Since the Storyville gig was being broadcast over the radio and had strict time and repertoire requirements, Frank wasn’t able to sit in that night. However, Baker told the drummer that the band had a month-long gig coming up at Birdland in New York, and if Frank wanted to come up then, he’d be glad to have him guest with the band.
That sounded great to Artt Frank, who’d already sat in with the likes of Charlie Parker and Bud Powell in that same famed venue. However, when the time came to go, Frank was unable to find anyone to cover his shifts at the mill.
The two men wouldn’t meet again for nearly a decade and a half.
* * *
In 1973, Chet told me he was going up to visit his old friend in Denver, Colorado, a guy by the name of Phil Urso, the tenor saxophone player. While he’s there, Dizzy Gillespie’s there, and he says, “Are you working?” Chet says, “No.” So Dizzy Gillespie calls the Village Gate in New York City and gets him a gig. Everyone thinks this is his first comeback gig, but the first comeback gig he ever had was with me, in 1969 in Hollywood.
-Artt Frank
The Melody Room job was a success, drawing celebrities like Old Hollywood’s Frankie Avalon, Dennis Cole (then starring in the TV series Felony Squad), Lenny Bruce’s mother and widow, and a rising Ike and Tina Turner, who were working next door at the Classic Cat Burlesque. Management extended the quartet’s booking, and while Baker had many more ups and downs until his 1988 death from a fall in Amsterdam, there was no doubt he was on his way back.

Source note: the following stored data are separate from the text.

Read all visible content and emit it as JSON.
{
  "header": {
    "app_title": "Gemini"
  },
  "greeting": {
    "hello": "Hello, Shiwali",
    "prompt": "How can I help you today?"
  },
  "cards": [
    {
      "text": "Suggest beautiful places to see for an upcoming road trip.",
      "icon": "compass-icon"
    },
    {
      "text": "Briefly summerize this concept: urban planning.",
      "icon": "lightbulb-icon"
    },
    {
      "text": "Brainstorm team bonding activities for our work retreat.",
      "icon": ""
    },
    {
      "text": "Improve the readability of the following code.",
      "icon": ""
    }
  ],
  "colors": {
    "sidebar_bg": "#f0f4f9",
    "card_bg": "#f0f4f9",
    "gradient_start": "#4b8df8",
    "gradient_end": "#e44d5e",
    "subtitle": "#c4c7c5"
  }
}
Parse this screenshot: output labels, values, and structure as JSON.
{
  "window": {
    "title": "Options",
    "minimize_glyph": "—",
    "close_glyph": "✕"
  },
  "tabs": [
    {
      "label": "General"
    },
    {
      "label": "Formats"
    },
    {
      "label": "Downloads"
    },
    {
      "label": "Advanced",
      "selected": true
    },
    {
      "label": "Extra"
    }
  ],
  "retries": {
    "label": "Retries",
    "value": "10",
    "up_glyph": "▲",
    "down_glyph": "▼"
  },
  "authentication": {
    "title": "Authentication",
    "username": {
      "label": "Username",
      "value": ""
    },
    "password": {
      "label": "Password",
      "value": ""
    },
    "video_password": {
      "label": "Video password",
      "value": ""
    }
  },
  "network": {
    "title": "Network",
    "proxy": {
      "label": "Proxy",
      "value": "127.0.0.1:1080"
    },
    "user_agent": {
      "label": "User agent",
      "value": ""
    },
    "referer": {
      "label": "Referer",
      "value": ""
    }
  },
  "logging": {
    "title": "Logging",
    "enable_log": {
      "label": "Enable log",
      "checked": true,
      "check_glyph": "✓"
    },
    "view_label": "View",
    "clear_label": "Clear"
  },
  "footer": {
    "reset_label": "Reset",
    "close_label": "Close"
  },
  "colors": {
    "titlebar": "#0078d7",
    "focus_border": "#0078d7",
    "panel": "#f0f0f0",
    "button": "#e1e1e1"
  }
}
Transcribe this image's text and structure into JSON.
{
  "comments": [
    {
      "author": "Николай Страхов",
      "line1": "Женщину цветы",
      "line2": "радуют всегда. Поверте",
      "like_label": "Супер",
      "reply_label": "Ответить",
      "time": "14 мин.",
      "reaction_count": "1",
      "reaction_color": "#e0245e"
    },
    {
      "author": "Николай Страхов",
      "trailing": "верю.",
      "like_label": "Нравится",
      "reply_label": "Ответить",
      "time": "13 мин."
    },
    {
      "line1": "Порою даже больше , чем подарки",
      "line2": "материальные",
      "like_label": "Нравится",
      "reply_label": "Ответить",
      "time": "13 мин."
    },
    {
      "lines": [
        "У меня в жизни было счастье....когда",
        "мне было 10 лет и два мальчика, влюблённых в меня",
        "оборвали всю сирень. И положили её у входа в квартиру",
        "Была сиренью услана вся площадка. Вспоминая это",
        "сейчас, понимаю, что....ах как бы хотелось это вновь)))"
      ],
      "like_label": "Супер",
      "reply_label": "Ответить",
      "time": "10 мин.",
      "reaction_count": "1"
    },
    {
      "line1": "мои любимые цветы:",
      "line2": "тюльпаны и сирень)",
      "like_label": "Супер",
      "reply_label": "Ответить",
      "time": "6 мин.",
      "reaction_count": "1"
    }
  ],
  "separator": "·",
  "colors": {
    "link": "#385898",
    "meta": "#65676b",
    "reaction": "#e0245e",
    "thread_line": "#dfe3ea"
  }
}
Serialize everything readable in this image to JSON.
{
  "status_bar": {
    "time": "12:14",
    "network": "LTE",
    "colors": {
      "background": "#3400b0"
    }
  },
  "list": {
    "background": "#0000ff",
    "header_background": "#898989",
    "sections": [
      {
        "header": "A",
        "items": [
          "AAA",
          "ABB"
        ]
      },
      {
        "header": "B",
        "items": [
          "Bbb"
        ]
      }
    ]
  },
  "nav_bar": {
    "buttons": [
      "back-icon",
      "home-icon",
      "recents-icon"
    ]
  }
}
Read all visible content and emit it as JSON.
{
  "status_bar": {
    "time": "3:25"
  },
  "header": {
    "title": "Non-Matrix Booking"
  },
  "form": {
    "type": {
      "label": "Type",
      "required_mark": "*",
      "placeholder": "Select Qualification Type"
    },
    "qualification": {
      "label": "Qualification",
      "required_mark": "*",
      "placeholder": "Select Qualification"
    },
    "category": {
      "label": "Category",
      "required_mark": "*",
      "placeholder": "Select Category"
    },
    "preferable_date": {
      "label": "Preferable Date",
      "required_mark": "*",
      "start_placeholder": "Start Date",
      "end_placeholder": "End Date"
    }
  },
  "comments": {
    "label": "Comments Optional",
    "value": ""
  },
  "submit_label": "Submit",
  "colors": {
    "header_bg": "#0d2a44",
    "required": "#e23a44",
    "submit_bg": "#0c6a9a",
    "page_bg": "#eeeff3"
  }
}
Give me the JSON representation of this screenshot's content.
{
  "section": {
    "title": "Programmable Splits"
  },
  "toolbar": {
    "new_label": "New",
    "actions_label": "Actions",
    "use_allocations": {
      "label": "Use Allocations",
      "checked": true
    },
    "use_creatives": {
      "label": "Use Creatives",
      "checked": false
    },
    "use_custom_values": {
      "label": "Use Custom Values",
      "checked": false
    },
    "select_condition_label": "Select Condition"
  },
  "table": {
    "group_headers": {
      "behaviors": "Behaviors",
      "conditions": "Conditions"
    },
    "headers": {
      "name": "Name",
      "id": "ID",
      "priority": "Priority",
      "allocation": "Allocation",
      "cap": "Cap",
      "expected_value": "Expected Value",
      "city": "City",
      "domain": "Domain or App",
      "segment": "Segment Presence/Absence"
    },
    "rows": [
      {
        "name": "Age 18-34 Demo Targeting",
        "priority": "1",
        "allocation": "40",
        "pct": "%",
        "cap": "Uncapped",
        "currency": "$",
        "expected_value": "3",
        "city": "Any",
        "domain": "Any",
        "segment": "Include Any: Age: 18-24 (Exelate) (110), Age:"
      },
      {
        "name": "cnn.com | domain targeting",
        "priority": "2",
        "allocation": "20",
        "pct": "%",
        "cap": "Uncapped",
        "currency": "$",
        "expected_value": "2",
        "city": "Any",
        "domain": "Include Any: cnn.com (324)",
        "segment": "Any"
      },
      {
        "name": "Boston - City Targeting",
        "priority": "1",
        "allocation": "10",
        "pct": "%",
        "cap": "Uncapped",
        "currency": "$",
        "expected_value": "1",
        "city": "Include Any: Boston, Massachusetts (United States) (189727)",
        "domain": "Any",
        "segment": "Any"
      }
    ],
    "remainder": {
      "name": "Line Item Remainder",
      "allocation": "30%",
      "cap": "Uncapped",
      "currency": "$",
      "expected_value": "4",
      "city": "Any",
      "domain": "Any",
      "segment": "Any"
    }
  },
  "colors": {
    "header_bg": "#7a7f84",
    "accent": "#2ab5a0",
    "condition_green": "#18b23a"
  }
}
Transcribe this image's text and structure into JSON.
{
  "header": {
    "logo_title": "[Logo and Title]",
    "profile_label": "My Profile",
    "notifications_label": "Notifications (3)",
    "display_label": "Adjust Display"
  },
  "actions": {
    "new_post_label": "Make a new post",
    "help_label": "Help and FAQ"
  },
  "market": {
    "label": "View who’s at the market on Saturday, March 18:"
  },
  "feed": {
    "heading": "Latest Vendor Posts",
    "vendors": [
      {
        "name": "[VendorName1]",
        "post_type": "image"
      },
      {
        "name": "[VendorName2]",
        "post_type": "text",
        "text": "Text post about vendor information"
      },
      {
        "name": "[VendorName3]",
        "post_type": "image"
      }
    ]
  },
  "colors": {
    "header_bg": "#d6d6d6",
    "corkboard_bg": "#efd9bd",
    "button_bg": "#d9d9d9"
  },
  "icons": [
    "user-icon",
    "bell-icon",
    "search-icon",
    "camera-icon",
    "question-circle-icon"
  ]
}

These days, Artt Frank is getting ready to publish a memoir he calls Chet Baker: the Missing Years. He chose the title, he says, “because no one knows what happened to him after the beating. To them, he gets his teeth knocked out, and all of a sudden he makes a comeback in ’73. What happened in the years between? Other than his loyal wife, Carol, I’m one of the few who knows.”
He also knows that the one-dimensional caricature of Baker as a fuzzed-out hipster— reinforced in articles and books and even a documentary—is an injustice to the musician he knew as his friend.
“They don’t know the man,” he says. “They don’t care to dig deep into the man, into his length and breadth and width. People just want a story— he was a junkie, he was a bastard, he was a taker, he was all of this. But he wasn’t.
“One time, we were sitting in a Denny’s restaurant, just below the Strip from the Melody Room. It was about 2:30 in the morning. Chet’s having silver-dollar pancakes and eggs over easy and coffee, and he looks out the window and says, ‘Look at that poor bastard, Artt.’ I looked out, and there was a guy digging down into a garbage can. And he gets something and starts to eat it.
“Chet says, ‘How many people you think care about that poor bastard?’ And he gets up, leaves the table and goes outside. I can see him reach into his pocket and put something in the guy’s hand. It must’ve been five or ten dollars, because he didn’t have a lot. Then he brings the guy in to sit with us, and he buys him breakfast.
“In ’75, we were playing in a place called Lush Life in New York, me and Chet. We’re walking down the street one day, and we come by this open fire. It was very cold out. All these black kids and Mexican kids and Puerto Rican kids were all around the fire, trying to keep warm. Everyone had a coat except this one kid. So Chet stopped and said, ‘Hey, man. Try this on.’ He took his coat off and gave it to him and said, ‘How’s it feel?’ The kid said, ‘Good, man.’ Chet says, ‘Keep it. It’s yours.’ And we continued walking.
“Those are Chet Baker stories,”Frank concludes, “That’s the kind of guy Chet Baker was.”